After the public hearing on the budget was held at which no one came forward to speak, House opened the budget question discussion preceding the vote by saying, “Adding 20 cents on to the tax rate doesn’t balance this budget.” He was told that the $2.55 tax rate could be maintained because $814,000 was being shifted from the Capital Projects Fund.
House then stated, “We never voted on it.” He added that usually the budget has been “fine tuned” at the June board meeting, but that hadn’t happened this year. Director Justin Jackson offered, “It’s (the money in the Capital Project’s Fund) has been put aside as a ‘rainy day fund,’ and now it’s raining.”
Interim Chief Paul Bourgeoise indicated he approved by noting that because of recent fire engine purchases and other capital monies expended, “I don’t anticipate any major capital expenditures for several years.”
This finalized budget is a more than $4 million increase from the 2011-2012 budget of $13,598,00 that had been decreased from the previous year. The increased funding will raise the tax rate from $2.35 last year to $2.55 for the upcoming year. The new $2.55 base rate, coupled with the unchanged 22 cents bond tax rate, will bring the total tax rate to $2.77, one of the highest rates in the district’s history, but well under the cap of $3.25.
The rationale for increased expenditures included the staffing of Station 265 that just opened, and to that end and to fill vacancies, the addition of 11 new fire recruit employees who have just completed their training. (These firefighters were introduced at the July 3 meeting.)

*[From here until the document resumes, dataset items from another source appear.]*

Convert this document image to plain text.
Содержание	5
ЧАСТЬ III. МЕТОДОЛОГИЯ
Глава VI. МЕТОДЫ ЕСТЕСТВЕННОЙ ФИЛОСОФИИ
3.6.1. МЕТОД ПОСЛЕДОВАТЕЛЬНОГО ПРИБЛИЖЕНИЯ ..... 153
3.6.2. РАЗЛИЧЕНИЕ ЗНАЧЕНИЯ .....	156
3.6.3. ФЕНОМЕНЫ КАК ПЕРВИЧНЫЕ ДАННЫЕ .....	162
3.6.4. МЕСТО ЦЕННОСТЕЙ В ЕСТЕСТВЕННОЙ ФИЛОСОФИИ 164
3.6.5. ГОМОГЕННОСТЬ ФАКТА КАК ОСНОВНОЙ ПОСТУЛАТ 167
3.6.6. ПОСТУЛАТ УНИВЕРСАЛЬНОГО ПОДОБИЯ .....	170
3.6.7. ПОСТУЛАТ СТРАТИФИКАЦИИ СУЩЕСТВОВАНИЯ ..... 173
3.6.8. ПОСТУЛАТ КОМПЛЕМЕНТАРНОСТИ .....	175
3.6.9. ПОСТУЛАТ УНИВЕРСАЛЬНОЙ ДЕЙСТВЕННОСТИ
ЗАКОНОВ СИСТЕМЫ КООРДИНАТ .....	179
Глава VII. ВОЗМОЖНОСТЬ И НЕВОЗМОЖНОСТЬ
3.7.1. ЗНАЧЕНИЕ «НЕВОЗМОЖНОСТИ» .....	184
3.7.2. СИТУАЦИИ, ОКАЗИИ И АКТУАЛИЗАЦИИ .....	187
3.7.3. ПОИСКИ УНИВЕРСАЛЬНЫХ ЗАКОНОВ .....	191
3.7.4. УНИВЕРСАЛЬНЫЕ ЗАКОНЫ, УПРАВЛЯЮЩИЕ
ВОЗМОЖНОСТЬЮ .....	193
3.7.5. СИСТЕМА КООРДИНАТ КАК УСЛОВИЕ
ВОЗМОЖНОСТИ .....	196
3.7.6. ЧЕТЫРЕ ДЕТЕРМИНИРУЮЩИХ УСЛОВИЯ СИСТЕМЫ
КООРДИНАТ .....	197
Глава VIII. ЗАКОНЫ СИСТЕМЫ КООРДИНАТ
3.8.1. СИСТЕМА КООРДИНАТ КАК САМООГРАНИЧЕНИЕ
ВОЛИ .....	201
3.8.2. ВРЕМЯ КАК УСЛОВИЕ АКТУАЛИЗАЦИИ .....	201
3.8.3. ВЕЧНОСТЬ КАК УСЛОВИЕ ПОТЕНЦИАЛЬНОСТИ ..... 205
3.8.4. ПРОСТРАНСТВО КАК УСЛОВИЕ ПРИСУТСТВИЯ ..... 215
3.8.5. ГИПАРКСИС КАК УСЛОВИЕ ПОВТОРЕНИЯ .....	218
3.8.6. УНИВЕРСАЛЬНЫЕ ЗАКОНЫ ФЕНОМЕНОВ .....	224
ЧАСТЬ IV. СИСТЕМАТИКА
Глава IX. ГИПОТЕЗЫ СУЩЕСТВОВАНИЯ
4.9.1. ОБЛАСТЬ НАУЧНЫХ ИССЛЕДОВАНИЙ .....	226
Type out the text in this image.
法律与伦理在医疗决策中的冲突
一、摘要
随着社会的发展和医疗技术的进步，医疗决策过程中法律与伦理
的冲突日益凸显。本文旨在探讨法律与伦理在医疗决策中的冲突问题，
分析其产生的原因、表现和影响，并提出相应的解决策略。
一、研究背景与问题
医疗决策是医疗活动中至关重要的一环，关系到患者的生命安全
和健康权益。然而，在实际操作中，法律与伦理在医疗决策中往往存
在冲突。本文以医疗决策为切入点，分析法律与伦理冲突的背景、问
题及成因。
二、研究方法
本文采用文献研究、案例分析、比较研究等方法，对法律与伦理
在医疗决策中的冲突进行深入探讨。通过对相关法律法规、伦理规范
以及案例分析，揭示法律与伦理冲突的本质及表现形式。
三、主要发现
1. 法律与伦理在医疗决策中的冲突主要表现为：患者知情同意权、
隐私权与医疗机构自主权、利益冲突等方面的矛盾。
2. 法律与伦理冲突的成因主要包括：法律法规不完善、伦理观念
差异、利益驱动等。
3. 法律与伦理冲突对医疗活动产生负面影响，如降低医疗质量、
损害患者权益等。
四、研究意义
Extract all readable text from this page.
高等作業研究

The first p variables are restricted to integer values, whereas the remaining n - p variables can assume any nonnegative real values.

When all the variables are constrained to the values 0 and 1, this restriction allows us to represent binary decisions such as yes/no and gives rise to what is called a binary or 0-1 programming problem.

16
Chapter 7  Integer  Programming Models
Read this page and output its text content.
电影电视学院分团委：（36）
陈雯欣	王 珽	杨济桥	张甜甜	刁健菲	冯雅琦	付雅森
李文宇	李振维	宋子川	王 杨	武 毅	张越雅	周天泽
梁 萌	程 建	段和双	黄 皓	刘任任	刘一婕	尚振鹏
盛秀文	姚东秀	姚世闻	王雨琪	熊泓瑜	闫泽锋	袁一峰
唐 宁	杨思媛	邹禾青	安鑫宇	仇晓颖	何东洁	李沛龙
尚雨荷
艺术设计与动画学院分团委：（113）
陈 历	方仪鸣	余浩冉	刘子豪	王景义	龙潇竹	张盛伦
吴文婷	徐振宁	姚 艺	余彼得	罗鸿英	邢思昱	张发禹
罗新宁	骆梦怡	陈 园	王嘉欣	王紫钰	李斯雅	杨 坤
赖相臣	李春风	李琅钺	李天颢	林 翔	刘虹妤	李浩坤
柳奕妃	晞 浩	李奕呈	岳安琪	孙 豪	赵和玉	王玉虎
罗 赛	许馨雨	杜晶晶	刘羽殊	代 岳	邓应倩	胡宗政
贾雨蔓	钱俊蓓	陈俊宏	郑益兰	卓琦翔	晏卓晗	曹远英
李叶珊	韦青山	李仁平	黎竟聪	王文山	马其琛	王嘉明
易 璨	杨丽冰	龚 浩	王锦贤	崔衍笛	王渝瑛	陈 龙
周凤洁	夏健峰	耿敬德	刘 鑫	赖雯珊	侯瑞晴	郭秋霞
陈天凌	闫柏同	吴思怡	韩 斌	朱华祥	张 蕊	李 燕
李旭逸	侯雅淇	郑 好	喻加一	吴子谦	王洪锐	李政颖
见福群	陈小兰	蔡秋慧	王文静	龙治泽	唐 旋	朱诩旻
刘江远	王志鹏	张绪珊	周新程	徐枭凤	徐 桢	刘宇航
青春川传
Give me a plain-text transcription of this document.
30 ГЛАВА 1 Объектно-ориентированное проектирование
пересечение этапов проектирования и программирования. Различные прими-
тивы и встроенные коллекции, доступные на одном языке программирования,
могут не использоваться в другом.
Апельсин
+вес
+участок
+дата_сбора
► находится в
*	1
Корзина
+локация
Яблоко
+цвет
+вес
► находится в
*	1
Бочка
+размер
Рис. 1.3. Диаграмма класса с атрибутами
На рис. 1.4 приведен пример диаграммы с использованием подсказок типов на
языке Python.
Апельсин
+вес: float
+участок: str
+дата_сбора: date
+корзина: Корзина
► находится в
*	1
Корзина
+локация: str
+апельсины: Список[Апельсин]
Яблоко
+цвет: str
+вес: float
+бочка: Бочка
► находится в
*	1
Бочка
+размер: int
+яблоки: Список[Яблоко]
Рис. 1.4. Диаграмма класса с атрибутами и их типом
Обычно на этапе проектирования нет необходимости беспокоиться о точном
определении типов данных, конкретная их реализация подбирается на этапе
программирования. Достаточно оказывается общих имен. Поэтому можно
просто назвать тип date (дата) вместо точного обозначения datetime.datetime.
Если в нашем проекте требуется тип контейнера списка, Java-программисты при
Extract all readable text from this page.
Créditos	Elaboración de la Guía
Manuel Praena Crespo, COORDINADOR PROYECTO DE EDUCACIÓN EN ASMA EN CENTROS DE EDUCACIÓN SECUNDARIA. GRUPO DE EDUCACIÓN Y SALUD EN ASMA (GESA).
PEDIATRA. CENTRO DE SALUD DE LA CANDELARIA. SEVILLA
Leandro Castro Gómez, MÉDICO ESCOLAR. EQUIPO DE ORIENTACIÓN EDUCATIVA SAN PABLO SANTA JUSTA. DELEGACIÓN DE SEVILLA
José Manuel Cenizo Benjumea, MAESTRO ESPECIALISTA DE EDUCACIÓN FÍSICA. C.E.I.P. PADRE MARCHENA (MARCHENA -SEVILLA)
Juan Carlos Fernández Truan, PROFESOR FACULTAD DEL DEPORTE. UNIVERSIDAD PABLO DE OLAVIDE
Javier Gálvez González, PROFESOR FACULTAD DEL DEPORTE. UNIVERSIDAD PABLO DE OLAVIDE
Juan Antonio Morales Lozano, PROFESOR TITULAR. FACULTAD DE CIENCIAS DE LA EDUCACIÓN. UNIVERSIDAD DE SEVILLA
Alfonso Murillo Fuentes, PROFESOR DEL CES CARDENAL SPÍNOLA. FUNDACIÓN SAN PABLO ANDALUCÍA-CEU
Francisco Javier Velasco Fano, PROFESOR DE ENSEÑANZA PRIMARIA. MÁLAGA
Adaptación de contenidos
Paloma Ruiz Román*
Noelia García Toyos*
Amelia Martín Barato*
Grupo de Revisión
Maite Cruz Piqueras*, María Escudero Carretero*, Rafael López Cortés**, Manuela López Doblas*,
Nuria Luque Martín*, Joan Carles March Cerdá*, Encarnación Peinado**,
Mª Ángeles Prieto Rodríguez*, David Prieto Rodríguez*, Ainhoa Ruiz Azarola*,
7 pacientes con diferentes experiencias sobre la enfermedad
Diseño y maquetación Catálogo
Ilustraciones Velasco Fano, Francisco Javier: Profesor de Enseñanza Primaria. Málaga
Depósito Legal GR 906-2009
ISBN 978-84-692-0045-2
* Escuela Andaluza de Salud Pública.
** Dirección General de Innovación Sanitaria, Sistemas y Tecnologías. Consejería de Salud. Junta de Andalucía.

Also affecting the tax rate rise was the fact that the district’s net assessed valuation has dropped approximately 5.5 percent for the upcoming year.
After the meeting, when House was asked why he voted “no” on the budget, he said, “I had some ideas to cut the budget and keep the tax rate lower. This is what my constituents wanted, and I listen to the people who elect me to represent them.”
“I tried to bring these ideas up when the budget was being discussed, but nobody else wanted to talk about them,” he emphasized. “I had the guts to vote ‘no.’” from Fire Board, A-1 An informational sheet passed by fire district officials early in the budget consideration theorized that even with a rise of 20 cents in the base tax rate, most homeowners, because of the general drop in assessed valuations, will not see a significant rise in their taxes.
In other business, the board unanimously agreed to remove the fire chief’s position from the AJFD (Personnel) Classification System, allowing the board of directors leeway in drafting a contract with the fire chief and including whatever conditions and compensation they can negotiate.
During the discussion on this agenda item, board members agreed with Weaver who cited the advantages of this arrangement being that the board could better “spell things out” in the contract, and they also could offer more competitive salaries and conditions over the long term to candidates they wanted. “It would give us more control and involvement,” said Weaver. “And we have learned the hard way about the relationship between the chief and the board and the other employees.”